PM Beef in Windom announced Tuesday that the plant will close on Dec. 11 and that its last day of production was Sept. 25.

“Closing the facility was a very difficult but necessary decision based on years of deteriorating industry conditions, including rising cattle prices and limited cattle supply,” Lisa Hernandez, president of PM Beef Holdings, said in a statement.

The company said it is searching for a buyer for the plant. Hernandez didn’t respond to requests for an interview.

The beef plant has operated for decades in Windom and was known as Caldwell Packing before closely held PM Beef Holdings bought it in the early 1990s. The plant’s employment was once significantly higher: The Worthington Globe reported a workforce of 550 in 2004.

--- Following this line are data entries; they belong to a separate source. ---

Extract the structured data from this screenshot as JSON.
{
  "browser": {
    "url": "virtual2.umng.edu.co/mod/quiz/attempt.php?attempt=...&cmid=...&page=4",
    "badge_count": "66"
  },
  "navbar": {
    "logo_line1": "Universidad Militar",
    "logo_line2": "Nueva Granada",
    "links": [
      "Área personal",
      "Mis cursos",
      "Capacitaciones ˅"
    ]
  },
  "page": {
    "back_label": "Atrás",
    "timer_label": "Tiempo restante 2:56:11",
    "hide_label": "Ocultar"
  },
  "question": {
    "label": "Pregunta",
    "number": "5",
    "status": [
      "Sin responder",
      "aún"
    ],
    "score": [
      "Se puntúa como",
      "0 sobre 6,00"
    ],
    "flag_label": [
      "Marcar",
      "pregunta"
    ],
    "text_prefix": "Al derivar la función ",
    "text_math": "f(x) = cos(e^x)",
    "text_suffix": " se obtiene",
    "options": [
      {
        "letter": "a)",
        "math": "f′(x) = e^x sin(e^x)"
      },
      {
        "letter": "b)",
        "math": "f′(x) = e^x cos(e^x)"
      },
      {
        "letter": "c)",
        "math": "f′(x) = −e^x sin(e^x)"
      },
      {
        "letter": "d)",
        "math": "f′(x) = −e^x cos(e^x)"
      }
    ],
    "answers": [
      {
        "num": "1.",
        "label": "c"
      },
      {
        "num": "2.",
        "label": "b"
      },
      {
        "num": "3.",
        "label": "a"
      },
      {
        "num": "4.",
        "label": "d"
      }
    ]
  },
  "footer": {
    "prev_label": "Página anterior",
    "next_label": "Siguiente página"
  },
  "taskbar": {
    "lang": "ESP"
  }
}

Still, PM Beef is Windom’s second-largest employer after Toro Co., which has 700 to 800 workers at a plant that makes lawn mowers and snowblowers. PM Beef’s closing “is going to have a pretty significant impact on the local economy,” said Steve Nasby, city administrator for Windom, which is about 175 miles southwest of Minneapolis.

The shutdown will also hurt Minnesota cattle ranchers, particularly those near Windom, said Ashley Kohls, executive director of the Minnesota State Cattlemen’s Association. They’ll likely have to pay more to transport cattle to slaughterhouses in Iowa, South Dakota or central Minnesota.

Several U.S. beef processing plants have closed in the past few years, as the U.S. cattle herd has shrunk to historic lows.

Last year, Dakota Premium Foods closed its beef operation in South St. Paul, axing 300 jobs. In August, Tyson Foods said it would shutter a western Iowa beef slaughterhouse that employs 400 people. National Beef closed a California plant with 1,300 workers last year, and Minnetonka-based Cargill in 2013 shut down a massive plant in Texas that employed about 2,000.

The shutdown wave “is probably not over yet,” said Derrell Peel, a livestock specialist at Oklahoma State University’s agricultural extension service.

The U.S. cattle herd by January 2014 had hit a low not seen since the early 1950s. This year, the herd expanded about 2 percent to just shy of 30 million.

But today’s cattle processing infrastructure — slaughterhouses and feedlots — was built during a time when the U.S. herd had up to 20 million more cattle, Peel said. “Most of the infrastructure dates back to the 1970s and 80s.”

Over time, demand for beef has declined while the beef industry has boosted production efficiency, raising bigger and leaner animals.

Plus, drought conditions in prime U.S. cattle growing regions have toasted grazing land, forcing some ranchers to liquidate herds. Fewer cows usually means more expensive cows for slaughterhouses.